Caio: Não aqui (apontando para a tabela em andamento)... Esse lockout. Eva: ah, sim, sim...

Caio: Sabe por quê? Olha que coisa interessante! Thaís, escuta isso... Thaís: tou ouvindo tudo..

Caio: Proprietário de empresas de motoristas, não, proprietário de pequenas empresas de ônibus aqui em Recife, eles fizeram greve para aumentar a passagem em 30

cruzeiros. Olha o que eles fizeram, os proprietários, mandaram esvaziar os pneus dos próprios carros como mecanismo de pressão. Isso aqui é fantástico, sabe Eva? Porque, por exemplo, e se fossem os trabalhadores?

Eva: É...

Caio: que tivessem entrando em greve por aumento de salário, será que eles iam permitir furar pneu?

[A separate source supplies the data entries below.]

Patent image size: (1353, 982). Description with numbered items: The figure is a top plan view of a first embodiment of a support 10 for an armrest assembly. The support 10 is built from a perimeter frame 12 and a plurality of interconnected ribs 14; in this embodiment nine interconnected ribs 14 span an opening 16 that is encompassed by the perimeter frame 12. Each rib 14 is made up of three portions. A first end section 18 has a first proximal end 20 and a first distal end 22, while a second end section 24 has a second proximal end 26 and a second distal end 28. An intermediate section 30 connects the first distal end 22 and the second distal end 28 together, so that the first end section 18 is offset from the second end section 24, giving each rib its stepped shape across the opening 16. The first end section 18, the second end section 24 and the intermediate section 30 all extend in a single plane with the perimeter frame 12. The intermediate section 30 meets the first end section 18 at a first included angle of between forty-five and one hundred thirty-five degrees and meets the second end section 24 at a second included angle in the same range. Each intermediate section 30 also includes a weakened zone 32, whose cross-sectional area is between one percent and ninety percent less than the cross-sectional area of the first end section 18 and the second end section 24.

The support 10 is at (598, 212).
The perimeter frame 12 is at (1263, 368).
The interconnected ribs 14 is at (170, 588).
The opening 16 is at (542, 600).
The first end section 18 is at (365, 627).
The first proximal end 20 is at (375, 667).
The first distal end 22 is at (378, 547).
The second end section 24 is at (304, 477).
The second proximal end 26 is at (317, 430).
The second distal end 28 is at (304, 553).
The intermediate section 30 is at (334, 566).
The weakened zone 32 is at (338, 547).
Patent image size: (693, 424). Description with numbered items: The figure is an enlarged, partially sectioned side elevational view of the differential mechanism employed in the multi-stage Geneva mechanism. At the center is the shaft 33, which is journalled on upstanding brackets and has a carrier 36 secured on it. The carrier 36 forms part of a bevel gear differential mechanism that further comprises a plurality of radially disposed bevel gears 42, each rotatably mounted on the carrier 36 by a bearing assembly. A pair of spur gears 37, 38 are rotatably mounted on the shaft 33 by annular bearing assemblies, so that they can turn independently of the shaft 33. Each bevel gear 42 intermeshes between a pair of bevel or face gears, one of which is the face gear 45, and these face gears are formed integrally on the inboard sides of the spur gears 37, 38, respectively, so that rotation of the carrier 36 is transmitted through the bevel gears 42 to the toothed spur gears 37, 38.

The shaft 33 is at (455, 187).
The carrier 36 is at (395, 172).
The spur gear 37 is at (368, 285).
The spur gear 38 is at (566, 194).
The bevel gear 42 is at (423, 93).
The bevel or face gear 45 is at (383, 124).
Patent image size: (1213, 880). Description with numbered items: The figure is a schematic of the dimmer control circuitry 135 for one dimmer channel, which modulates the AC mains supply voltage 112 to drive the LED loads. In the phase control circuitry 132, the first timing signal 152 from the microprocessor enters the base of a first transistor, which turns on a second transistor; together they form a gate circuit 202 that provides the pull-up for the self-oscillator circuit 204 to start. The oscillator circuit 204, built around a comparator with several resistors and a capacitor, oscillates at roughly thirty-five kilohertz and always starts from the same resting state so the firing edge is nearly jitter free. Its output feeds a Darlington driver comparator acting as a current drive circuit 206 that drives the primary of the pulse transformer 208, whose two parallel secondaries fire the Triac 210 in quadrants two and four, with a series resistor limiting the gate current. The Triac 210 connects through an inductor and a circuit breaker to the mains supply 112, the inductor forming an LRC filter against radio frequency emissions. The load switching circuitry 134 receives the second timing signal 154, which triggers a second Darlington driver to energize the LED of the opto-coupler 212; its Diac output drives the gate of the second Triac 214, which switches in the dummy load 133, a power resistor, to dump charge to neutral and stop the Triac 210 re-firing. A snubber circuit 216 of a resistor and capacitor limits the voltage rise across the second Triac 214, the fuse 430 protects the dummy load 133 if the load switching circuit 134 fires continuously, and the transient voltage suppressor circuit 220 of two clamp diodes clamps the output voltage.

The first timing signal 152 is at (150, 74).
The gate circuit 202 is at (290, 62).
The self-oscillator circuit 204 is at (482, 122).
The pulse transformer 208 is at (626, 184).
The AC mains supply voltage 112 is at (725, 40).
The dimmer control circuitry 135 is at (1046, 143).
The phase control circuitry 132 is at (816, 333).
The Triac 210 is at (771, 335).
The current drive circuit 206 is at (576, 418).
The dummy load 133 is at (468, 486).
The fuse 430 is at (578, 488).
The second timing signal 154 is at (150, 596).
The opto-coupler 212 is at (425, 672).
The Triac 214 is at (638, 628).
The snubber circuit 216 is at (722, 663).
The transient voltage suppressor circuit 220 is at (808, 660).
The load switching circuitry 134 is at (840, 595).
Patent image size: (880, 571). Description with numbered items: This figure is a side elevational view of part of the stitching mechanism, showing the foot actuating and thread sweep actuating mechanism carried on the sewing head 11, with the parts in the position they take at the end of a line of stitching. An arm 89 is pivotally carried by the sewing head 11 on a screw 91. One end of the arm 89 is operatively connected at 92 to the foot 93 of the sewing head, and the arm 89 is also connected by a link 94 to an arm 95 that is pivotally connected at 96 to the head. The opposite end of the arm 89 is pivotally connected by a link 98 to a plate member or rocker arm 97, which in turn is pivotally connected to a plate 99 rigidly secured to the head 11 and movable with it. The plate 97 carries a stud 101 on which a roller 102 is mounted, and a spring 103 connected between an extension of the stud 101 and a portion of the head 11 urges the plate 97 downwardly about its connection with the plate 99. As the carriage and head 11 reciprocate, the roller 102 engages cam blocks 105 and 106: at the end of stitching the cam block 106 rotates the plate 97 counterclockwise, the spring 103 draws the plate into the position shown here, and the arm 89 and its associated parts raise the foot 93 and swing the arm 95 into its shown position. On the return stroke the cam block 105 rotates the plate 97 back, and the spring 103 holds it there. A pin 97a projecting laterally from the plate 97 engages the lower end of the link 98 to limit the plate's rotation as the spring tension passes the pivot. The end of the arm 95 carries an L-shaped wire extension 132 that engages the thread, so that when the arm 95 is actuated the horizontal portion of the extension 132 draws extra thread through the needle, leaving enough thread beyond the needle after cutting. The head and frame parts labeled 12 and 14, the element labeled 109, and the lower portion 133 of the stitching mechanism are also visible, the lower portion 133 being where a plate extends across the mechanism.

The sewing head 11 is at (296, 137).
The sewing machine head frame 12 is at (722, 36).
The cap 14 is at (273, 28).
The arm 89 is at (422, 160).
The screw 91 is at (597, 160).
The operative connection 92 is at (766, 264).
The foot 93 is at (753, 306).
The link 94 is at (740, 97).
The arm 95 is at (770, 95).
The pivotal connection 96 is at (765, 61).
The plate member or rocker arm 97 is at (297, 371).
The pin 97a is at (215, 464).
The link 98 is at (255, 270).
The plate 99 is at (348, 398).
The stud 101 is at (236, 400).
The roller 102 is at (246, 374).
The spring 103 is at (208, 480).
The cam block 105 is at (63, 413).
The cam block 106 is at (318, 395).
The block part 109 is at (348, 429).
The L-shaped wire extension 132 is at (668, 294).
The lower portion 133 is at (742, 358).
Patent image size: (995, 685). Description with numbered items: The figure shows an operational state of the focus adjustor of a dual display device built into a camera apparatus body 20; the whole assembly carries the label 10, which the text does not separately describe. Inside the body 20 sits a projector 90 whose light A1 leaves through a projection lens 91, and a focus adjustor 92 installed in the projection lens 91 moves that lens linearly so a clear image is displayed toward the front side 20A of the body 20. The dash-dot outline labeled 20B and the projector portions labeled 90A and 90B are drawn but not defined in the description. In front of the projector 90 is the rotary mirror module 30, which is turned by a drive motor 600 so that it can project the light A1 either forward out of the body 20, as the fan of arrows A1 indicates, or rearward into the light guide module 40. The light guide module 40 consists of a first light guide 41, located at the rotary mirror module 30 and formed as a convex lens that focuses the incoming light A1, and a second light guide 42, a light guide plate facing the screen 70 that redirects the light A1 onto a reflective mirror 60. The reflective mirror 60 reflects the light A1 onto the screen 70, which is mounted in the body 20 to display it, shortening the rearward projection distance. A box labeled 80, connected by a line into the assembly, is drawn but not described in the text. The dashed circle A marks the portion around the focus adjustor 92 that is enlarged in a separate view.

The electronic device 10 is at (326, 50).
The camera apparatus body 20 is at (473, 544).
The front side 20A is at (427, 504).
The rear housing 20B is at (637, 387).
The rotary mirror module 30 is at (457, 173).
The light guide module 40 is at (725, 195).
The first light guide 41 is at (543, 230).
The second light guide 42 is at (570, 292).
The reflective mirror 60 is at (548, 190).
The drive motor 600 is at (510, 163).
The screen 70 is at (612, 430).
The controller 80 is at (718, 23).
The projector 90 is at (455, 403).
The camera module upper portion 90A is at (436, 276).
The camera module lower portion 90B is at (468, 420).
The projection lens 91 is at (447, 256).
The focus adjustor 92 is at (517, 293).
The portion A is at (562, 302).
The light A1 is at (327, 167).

Eva: Exatamente. E nem conseguir os objetivos.

Caio avalia a notícia positivamente (“mas essa aqui eu achei fantástica”- linha 1) e demonstra interesse de que Eva aborde essa ocorrência de “greve” diferente, por se tratar de um lockout (linha3): “arranja um jeito de colocar, Eva?”(linha 1). É no contexto de surpresa por se deparar com um tipo de discurso que foge à regularidade dos discursos sobre greves nos jornais que Caio se dirige a esta pesquisadora: “Olha que coisa interessante! Thaís, escuta isso...” (linha 4).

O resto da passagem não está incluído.